The development of the Deep Panuke gas field has been in the works for a long time—many years before it became apparent that new techniques for economically extracting shale gas from the Marcellus, Utica and other plays would transform the North American gas supply situation, particularly in the northeastern U.S. (see The Marcellus Changes Everything). Shell was the first to explore the Deep Panuke region, starting in the late 1980s. PanCanadian followed in the 1990s, and in 1998 its PP-P3 discovery well made it clear Deep Panuke was worth developing. PanCanadian merged with Alberta Energy to form EnCana in 2002, and that same year EnCana got the regulatory go-ahead for a $1 billion project that would deliver up to 400 MMcf/d from Deep Panuke reserves estimated at about 900 Bcf. In 2003, however, EnCana asked for and received a regulatory time-out, and for the next three years it reevaluated—and ultimately scaled down—the project. The new $700 million plan, which received regulatory approval in 2007, called for delivering up to 300 MMcf/d, probably for a period of about 13 years. The first gas, as we said, was supposed to start flowing more than three years ago, but one setback after another pushed that start date back again and again, most recently to sometime this quarter. (The delay also has pushed up the project’s price tag, to $1 billion.) As EnCana put it in a July 24, 2013 statement, the project is now “in the final steps to achieving first gas. Final commissioning is taking place offshore. Gas will be introduced from the wells to the platform following final commissioning.

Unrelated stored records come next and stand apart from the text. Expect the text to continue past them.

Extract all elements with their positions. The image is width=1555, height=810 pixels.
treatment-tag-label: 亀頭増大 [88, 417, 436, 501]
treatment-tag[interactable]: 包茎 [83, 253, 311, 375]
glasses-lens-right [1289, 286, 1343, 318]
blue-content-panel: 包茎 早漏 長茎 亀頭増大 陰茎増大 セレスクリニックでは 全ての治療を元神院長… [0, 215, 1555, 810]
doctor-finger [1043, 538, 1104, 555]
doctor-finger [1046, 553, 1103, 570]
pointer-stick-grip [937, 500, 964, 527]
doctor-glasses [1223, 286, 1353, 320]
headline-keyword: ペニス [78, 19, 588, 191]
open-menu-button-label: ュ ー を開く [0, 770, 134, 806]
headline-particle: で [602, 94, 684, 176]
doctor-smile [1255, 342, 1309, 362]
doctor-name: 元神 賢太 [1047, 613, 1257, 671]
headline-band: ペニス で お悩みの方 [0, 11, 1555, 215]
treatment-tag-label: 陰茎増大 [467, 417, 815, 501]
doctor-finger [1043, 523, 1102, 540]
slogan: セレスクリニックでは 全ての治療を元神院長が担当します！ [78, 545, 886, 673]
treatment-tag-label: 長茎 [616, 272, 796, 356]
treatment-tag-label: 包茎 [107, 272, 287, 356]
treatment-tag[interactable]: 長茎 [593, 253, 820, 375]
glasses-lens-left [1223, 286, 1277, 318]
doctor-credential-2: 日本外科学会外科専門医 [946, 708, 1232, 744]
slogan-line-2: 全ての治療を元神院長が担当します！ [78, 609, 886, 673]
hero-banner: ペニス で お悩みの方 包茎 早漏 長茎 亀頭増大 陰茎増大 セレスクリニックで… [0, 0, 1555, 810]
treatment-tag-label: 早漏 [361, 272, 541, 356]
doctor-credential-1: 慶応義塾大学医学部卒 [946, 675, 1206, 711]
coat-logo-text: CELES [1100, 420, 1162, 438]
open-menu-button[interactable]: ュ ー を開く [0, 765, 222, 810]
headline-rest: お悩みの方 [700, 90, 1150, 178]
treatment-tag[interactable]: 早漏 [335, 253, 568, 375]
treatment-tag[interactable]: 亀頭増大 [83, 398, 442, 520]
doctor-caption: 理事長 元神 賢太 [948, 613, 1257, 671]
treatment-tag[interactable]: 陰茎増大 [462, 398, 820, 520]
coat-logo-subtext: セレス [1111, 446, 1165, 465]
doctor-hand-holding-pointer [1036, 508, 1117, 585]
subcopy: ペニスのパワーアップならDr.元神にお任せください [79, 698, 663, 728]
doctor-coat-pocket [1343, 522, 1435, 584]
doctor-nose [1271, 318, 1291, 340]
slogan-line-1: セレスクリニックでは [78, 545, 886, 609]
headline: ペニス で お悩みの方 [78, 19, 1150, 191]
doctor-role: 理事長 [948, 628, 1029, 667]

Deep Panuke is a gas-supply follow-up to SIOP, whose production started in 1999, peaked only nine years later, and is now in decline. But the two are step-sisters, chemically speaking. SIOP gas, whose production started in 1999 but has ramped down dramatically in recent years, is sweet and wet--rich with natural gas liquids--and is processed onshore at Goldboro, Nova Scotia. Deep Panuke gas, meanwhile, is sour and dry, and will be processed on the platform; when the gas makes landfall it will be good-to-go for marketing. Repsol--the Spanish oil and gas company, eager to expand into the northeastern U.S.--in 2009 contracted to buy all of EnCana’s Deep Panuke gas: up to 300 MMbcf/d for the life of the project. Repsol also owns 75% of Canaport, the LNG import terminal in Saint John, New Brunswick, which has the capacity to produce up to 1.2 Bcf/d from LNG but which has been operating at much lower levels because gas prices in North America are much lower than in Asia and Europe, discouraging imports. (Irving Oil owns the other 25% of Canaport.) SIOP gas and gas converted from LNG at Canaport flows through the Canadian portion of the Maritimes & Northeast Pipeline to help to meet the needs of gas consumers in Nova Scotia and New Brunswick. Some gas also flows south in the 800 MMcf/d U.S. portion of Maritimes & Northeast, which runs from the Canadian border at Calais, Maine, to Wells, Maine, where the pipeline merges with the Portland Natural Gas Transmission System (PNGTS) pipeline to form a joint, 100-mile, 600 MMcf/d pipeline through southern New Hampshire to Dracut, in northeastern Massachusetts (see Figure 1). (An aside of sorts: In 2003, the PNGTS pipeline, which runs from northern New Hampshire to Wells and was originally intended to bring gas south from Quebec, was reworked to provide bidirectional service—the idea being to enable SIOP gas to make its way to Quebec as well as to Boston, the largest city in New England.)